The Prediction Business

Businesses are in the prediction and risk business, a bold statement if there ever was one. No matter what, when running a business, there are going to be things that are known and things that are unknown. We can control the things that are known to us and act on them in clear ways. But the unknowns are a bit trickier because they are unknown. We just don’t know what they are there. For example we don’t know how our customers or the market are going to respond to a new product. Or if we should be doing a heavy amount of fundraising based on the customer growth curve and whether or not we have sustainable operations to continue heading down this path. This is the risky part of the business.

In order to better understand how to predict these variables, more companies should be collecting as much data as they can about their businesses and understand it the best they can. Data is the 21st century oil. Reading it is the 21st century literacy. Big Data is what the press is calling it. Almost all companies collect data now and because of this, it is much better to understand how it works, what is the information is trying to convey, and how the information can be used to make a forecast, tell a story, or just inform. General statistics has always been used to mine and learn from data in the past. But with faster computer speeds and access to an almost unlimited bandwidth, it is now much easier to run much more advanced algorithms over the data using what is known as machine learning. What is machine learning? It is applying statistical models to the data you or your company has so that smarter predictions can be made about the data you don’t have.

With each new set of data we encounter, new uses for algorithms must be found. And while machine learning has a great amount of potential to the way companies approach their business problems and the way entire industries operate, it can still be thought of as a branch of statistics that is to be used on big data. And the tools that machine learning bring are designed to make better use of that data.

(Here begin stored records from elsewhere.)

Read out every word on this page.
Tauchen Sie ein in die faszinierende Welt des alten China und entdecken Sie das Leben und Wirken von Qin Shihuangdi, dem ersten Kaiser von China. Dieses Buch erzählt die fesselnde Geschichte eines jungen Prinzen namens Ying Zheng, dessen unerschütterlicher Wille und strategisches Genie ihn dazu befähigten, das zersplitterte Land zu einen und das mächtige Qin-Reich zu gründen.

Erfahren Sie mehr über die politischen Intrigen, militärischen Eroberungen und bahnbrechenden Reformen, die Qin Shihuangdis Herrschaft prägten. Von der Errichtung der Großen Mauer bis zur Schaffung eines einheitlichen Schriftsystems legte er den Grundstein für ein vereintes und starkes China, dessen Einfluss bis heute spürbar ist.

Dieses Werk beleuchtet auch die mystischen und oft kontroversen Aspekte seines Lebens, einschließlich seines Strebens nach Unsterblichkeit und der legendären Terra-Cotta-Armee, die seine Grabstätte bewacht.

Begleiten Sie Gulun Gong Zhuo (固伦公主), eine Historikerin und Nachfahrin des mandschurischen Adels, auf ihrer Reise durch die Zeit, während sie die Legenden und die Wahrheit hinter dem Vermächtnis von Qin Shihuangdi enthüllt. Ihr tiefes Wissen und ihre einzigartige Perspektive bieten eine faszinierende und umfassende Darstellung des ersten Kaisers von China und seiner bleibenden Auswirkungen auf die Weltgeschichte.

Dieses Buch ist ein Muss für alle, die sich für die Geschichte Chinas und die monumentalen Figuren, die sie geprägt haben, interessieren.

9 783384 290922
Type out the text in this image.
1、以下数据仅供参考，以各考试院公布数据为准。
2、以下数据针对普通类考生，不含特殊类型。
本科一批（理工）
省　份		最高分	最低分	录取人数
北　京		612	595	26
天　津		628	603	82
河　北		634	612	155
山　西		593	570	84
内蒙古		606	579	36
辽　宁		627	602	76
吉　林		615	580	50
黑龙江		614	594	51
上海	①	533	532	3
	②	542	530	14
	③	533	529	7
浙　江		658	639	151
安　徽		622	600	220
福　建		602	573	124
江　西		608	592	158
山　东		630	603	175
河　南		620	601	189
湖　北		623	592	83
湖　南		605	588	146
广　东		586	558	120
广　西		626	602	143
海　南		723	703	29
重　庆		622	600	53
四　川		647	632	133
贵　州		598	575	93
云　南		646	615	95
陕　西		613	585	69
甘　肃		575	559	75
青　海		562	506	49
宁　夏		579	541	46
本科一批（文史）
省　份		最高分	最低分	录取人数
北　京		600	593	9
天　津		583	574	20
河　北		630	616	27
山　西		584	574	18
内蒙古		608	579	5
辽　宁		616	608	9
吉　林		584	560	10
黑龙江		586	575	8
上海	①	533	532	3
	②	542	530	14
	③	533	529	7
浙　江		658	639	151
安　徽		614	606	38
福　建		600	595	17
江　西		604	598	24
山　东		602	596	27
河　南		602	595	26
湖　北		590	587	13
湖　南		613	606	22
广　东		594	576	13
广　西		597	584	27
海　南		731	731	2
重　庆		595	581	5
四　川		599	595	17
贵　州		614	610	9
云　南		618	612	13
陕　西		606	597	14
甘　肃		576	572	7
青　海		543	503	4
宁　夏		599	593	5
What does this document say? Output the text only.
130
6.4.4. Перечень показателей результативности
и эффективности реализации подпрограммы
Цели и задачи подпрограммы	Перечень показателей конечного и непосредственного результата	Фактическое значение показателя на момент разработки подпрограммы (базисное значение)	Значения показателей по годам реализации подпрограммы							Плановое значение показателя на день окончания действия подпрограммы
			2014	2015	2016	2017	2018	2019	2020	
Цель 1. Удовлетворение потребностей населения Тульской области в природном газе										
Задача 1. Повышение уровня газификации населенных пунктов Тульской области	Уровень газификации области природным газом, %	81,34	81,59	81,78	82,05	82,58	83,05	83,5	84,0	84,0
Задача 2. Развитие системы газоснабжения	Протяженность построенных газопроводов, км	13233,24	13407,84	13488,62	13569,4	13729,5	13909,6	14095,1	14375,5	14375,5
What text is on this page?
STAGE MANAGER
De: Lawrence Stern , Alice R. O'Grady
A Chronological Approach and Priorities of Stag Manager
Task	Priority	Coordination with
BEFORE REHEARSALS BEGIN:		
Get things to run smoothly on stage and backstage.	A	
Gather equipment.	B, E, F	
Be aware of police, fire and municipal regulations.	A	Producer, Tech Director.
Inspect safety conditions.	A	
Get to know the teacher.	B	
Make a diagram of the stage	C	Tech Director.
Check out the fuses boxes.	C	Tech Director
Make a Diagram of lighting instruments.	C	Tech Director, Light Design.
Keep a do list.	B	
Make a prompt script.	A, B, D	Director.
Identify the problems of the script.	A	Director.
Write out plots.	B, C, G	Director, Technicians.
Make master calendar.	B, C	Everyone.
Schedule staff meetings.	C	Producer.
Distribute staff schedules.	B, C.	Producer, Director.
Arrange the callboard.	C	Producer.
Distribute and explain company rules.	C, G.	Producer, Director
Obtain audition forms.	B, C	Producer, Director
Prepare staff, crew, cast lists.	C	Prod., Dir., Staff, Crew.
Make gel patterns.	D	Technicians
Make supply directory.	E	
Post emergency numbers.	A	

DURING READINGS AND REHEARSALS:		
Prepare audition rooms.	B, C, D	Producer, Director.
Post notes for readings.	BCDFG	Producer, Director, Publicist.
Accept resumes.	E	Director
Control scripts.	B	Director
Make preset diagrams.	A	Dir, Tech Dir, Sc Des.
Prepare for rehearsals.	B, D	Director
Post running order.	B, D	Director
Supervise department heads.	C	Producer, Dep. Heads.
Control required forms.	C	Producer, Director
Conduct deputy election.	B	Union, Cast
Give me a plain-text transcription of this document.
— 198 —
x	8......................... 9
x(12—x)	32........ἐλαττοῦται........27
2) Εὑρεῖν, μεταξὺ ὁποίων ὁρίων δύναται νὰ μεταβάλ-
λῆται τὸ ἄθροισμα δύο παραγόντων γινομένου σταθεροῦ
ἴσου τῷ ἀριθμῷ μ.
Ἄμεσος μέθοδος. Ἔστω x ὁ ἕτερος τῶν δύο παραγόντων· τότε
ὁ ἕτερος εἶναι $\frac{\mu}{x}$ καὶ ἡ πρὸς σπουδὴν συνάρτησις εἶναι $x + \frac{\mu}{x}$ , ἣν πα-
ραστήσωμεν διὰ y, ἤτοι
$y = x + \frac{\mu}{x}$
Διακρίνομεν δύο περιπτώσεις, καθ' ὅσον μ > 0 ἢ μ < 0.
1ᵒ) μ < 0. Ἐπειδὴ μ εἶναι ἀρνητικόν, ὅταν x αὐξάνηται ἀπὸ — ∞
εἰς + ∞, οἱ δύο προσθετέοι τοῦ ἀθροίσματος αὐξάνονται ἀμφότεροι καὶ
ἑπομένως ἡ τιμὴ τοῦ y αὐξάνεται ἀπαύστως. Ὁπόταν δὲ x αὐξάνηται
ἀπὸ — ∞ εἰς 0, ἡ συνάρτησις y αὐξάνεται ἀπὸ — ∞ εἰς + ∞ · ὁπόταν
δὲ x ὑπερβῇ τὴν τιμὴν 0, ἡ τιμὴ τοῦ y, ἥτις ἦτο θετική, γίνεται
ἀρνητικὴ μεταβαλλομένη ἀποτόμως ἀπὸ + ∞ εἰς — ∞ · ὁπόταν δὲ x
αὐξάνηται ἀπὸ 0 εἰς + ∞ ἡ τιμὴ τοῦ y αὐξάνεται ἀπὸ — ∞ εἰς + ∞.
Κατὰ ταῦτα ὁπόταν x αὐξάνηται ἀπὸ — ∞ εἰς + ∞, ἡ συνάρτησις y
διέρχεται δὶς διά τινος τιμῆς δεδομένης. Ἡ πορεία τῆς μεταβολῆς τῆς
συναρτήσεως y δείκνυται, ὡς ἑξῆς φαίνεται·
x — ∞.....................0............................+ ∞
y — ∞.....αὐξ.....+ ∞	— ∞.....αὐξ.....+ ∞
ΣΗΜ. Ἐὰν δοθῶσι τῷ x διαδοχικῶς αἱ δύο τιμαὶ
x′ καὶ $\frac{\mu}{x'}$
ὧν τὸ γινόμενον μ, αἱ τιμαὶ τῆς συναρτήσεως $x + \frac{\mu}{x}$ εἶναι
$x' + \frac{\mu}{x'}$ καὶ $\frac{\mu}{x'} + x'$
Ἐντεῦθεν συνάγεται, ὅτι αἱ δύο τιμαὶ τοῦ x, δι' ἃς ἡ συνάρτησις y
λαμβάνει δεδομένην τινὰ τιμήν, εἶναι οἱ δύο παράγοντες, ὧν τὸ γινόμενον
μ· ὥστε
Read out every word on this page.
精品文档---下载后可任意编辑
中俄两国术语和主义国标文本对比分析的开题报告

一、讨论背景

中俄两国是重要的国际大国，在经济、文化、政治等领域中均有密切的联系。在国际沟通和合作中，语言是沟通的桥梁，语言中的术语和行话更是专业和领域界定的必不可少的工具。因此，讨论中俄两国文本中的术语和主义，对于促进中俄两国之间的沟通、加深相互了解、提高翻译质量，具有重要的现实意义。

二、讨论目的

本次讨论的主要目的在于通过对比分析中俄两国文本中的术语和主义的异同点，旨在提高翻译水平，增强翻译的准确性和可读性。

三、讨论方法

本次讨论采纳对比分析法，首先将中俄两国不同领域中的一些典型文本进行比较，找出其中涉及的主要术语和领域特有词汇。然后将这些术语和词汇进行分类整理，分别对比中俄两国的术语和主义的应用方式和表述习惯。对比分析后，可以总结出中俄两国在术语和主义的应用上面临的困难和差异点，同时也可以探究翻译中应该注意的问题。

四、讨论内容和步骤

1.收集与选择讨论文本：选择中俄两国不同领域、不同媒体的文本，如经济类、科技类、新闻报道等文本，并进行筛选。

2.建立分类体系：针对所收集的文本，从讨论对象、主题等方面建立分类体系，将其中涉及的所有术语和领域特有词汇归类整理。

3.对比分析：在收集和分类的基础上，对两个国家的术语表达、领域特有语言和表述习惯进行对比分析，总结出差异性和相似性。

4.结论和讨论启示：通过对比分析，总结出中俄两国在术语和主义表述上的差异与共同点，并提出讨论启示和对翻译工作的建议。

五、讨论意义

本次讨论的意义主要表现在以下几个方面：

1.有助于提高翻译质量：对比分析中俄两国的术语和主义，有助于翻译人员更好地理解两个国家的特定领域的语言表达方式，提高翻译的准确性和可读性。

How can we approach thinking about big data and machine learning along with it? The enormous scale of data available to firms can be challenging; using machine learning is as much about data analysis as it is about adapting to the sheer size of any particular data set. A great way to think about data is how long and wide it is. What is meant by this statement is our data set will be long depending on how many rows it happens to have. Let’s say we are analyzing a large company’s data and what it will look like; we can imagine each row being one unique customer. Depending on the size of the company there could be up to millions or even billions of customers. So with that line of thought, the more customers there are, the longer or higher our data set will be. Width then corresponds to the number of columns in the data set. So in our case, each column is considered a unique variable assigned to our customers. For example, our columns can be purchase and browser history, mouse clicks, and even text. This data set can become rather large and overbearing and this is where machine learning makes use of a tool set to better analyze wide data.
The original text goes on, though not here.